🤖 AI Summary
This paper addresses the exact recovery of node labels in two-community geometric hidden community models (GHCMs), aiming to characterize the information-theoretic sharp threshold for reliable reconstruction in Euclidean space under transitivity—a property common in real-world networks. We establish, for the first time, a tight information-theoretic threshold for exact recovery in the two-community GHCM. To achieve this, we propose a two-stage linear-time algorithm that does not rely on the “distributional distinguishability” assumption, thereby resolving a long-standing conjecture on threshold achievability. Our method integrates geometric probability analysis, statistical inference, and spatial graph traversal techniques, guaranteeing full information recovery above the threshold.
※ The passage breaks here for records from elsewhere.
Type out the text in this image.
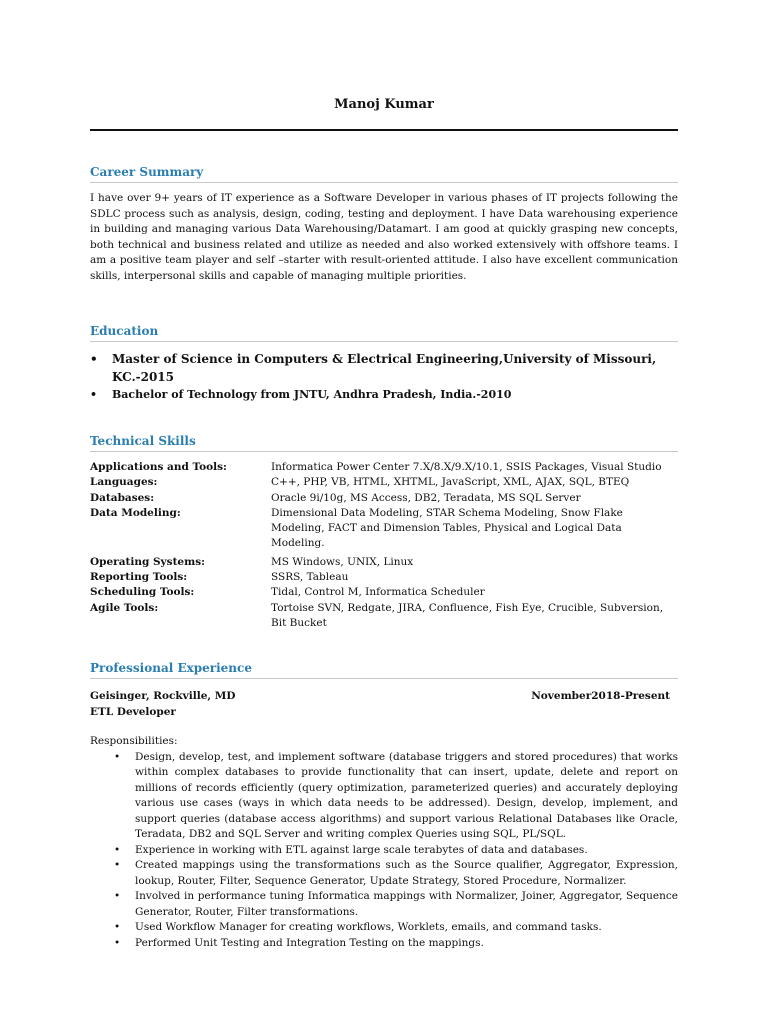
Manoj Kumar
Career Summary
I have over 9+ years of IT experience as a Software Developer in various phases of IT projects following the SDLC process such as analysis, design, coding, testing and deployment. I have Data warehousing experience in building and managing various Data Warehousing/Datamart. I am good at quickly grasping new concepts, both technical and business related and utilize as needed and also worked extensively with offshore teams. I am a positive team player and self –starter with result-oriented attitude. I also have excellent communication skills, interpersonal skills and capable of managing multiple priorities.
Education
• Master of Science in Computers & Electrical Engineering,University of Missouri, KC.-2015
• Bachelor of Technology from JNTU, Andhra Pradesh, India.-2010
Technical Skills
Applications and Tools:	Informatica Power Center 7.X/8.X/9.X/10.1, SSIS Packages, Visual Studio
Languages:	C++, PHP, VB, HTML, XHTML, JavaScript, XML, AJAX, SQL, BTEQ
Databases:	Oracle 9i/10g, MS Access, DB2, Teradata, MS SQL Server
Data Modeling:	Dimensional Data Modeling, STAR Schema Modeling, Snow Flake Modeling, FACT and Dimension Tables, Physical and Logical Data Modeling.
Operating Systems:	MS Windows, UNIX, Linux
Reporting Tools:	SSRS, Tableau
Scheduling Tools:	Tidal, Control M, Informatica Scheduler
Agile Tools:	Tortoise SVN, Redgate, JIRA, Confluence, Fish Eye, Crucible, Subversion, Bit Bucket
Professional Experience
Geisinger, Rockville, MD	November2018-Present
ETL Developer
Responsibilities:
• Design, develop, test, and implement software (database triggers and stored procedures) that works within complex databases to provide functionality that can insert, update, delete and report on millions of records efficiently (query optimization, parameterized queries) and accurately deploying various use cases (ways in which data needs to be addressed). Design, develop, implement, and support queries (database access algorithms) and support various Relational Databases like Oracle, Teradata, DB2 and SQL Server and writing complex Queries using SQL, PL/SQL.
• Experience in working with ETL against large scale terabytes of data and databases.
• Created mappings using the transformations such as the Source qualifier, Aggregator, Expression, lookup, Router, Filter, Sequence Generator, Update Strategy, Stored Procedure, Normalizer.
• Involved in performance tuning Informatica mappings with Normalizer, Joiner, Aggregator, Sequence Generator, Router, Filter transformations.
• Used Workflow Manager for creating workflows, Worklets, emails, and command tasks.
• Performed Unit Testing and Integration Testing on the mappings.
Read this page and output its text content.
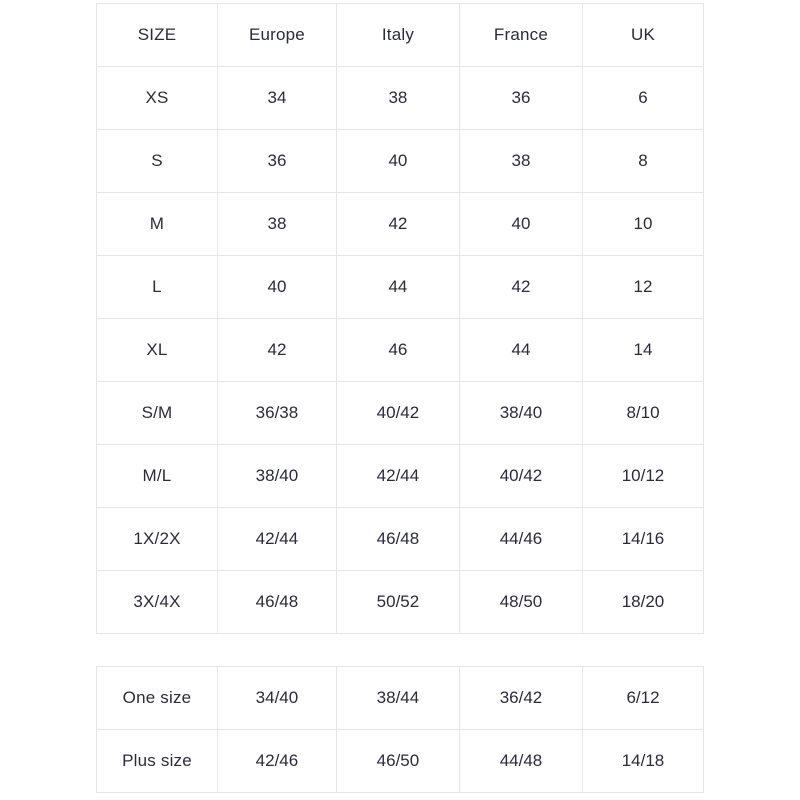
SIZE	Europe	Italy	France	UK
XS	34	38	36	6
S	36	40	38	8
M	38	42	40	10
L	40	44	42	12
XL	42	46	44	14
S/M	36/38	40/42	38/40	8/10
M/L	38/40	42/44	40/42	10/12
1X/2X	42/44	46/48	44/46	14/16
3X/4X	46/48	50/52	48/50	18/20
One size	34/40	38/44	36/42	6/12
Plus size	42/46	46/50	44/48	14/18
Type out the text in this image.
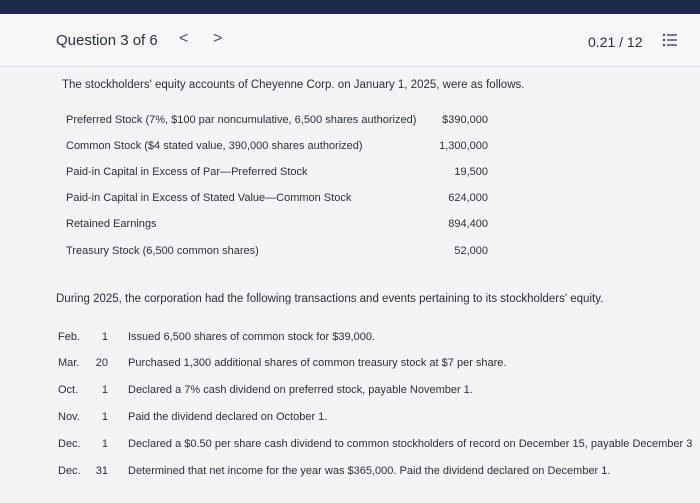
Question 3 of 6 < >	0.21 / 12
The stockholders' equity accounts of Cheyenne Corp. on January 1, 2025, were as follows.
Preferred Stock (7%, $100 par noncumulative, 6,500 shares authorized) $390,000
Common Stock ($4 stated value, 390,000 shares authorized)	1,300,000
Paid-in Capital in Excess of Par—Preferred Stock	19,500
Paid-in Capital in Excess of Stated Value—Common Stock	624,000
Retained Earnings	894,400
Treasury Stock (6,500 common shares)	52,000
During 2025, the corporation had the following transactions and events pertaining to its stockholders' equity.
Feb.	1 Issued 6,500 shares of common stock for $39,000.
Mar.	20 Purchased 1,300 additional shares of common treasury stock at $7 per share.
Oct.	1 Declared a 7% cash dividend on preferred stock, payable November 1.
Nov.	1 Paid the dividend declared on October 1.
Dec.	1 Declared a $0.50 per share cash dividend to common stockholders of record on December 15, payable December 3
Dec.	31 Determined that net income for the year was $365,000. Paid the dividend declared on December 1.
Furthermore, we extend our framework to classical statistical inference problems—including geometric dense subgraph detection and submatrix localization—providing both theoretical foundations and computationally efficient algorithms for structural learning in geometric random graphs.
📝 Abstract
This paper considers the problem of label recovery in random graphs and matrices. Motivated by transitive behavior in real-world networks (i.e., ``the friend of my friend is my friend''), a recent line of work considers spatially-embedded networks, which exhibit transitive behavior. In particular, the Geometric Hidden Community Model (GHCM), introduced by Gaudio, Guan, Niu, and Wei, models a network as a labeled Poisson point process where every pair of vertices is associated with a pairwise observation whose distribution depends on the labels and positions of the vertices. The GHCM is in turn a generalization of the Geometric SBM (proposed by Baccelli and Sankararaman). Gaudio et al. provided a threshold below which exact recovery is information-theoretically impossible. Above the threshold, they provided a linear-time algorithm that succeeds in exact recovery under a certain ``distinctness-of-distributions'' assumption, which they conjectured to be unnecessary. In this paper, we partially resolve the conjecture by showing that the threshold is indeed tight for the two-community GHCM. We provide a two-phase, linear-time algorithm that explores the spatial graph in a data-driven manner in Phase I to yield an almost exact labeling, which is refined to achieve exact recovery in Phase II. Our results extend achievability to geometric formulations of well-known inference problems, such as the planted dense subgraph problem and submatrix localization, in which the distinctness-of-distributions assumption does not hold.